C'est ce qu'a laissé entendre vendredi le chef du Parti québécois, Paul St-Pierre Plamondon, lors d'un point de presse à l'Assemblée nationale.
Il s'en prenait au premier ministre canadien Mark Carney, qui autorisera l'entrée de véhicules électriques chinois en échange du retrait des droits de douane sur le canola canadien, entre autres.
M. Carney s'allie avec «une dictature totalitaire qui a démontré des gestes d'ingérence étrangère et d'espionnage industriel sur le territoire canadien», a déploré M. St-Pierre Plamondon.
«C'est un régime qui n'a aucun respect, ni pour les droits de la personne, ni pour les règles de droit international, ni pour notre démocratie à l'interne», a-t-il ajouté.
À son avis, il s'agit d'un choix malavisé, alors que le Canada s’apprête à renégocier un accord commercial avec les États-Unis.

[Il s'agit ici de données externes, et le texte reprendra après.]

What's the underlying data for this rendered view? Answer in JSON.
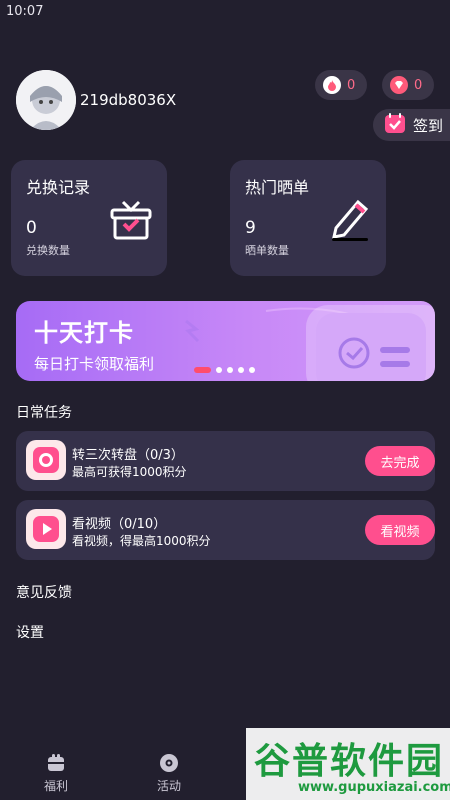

«Notre partenaire naturel depuis des siècles, c'est les États-Unis. (...) Les Américains peuvent regarder ça et dire: "Vous êtes en train de former une alliance avec un pays pour lequel nous, on a vraiment des réserves importantes."
«Donc, ça peut avoir énormément d'impact dans les prochains mois», prévient-il.
Un Québec indépendant romprait-il tout lien diplomatique avec la Chine? a demandé un journaliste. «Non. On peut poursuivre certains accords», a répondu le chef péquiste.
Il déplore toutefois que la balance commerciale entre le Québec et la Chine soit encore immensément favorable à cette dernière, même si l’écart s'est légèrement rétréci au cours des dernières années.
Les exportations du Québec en Chine sont passées de 3,5 milliards $ en 2022 à 4,2 milliards $ en 2023, une augmentation de 20 %, selon l'Institut de la statistique du Québec.
En revanche, les importations chinoises au Québec sont passées de 15,7 milliards $ en 2022 à 13,4 milliards $ en 2023, une baisse de 14,8 %.
Depuis René Lévesque en 1984, les premiers ministres du Québec ont effectué régulièrement des missions en Chine.
Le dernier à avoir perpétué cette tradition est Philippe Couillard, en 2014 et 2018. Le Québec est en outre jumelé à un partenaire, l'État du Shandong.
Québec a signé sa première entente avec le gouvernement chinois en 1980, et elle portait sur l’éducation. Le Québec a aussi été la première province à ouvrir un bureau en Chine, en 1998, sous Lucien Bouchard.
Elle compte désormais quatre représentations en Chine: à Pékin, Shanghai, Quingdao et Shenzhen.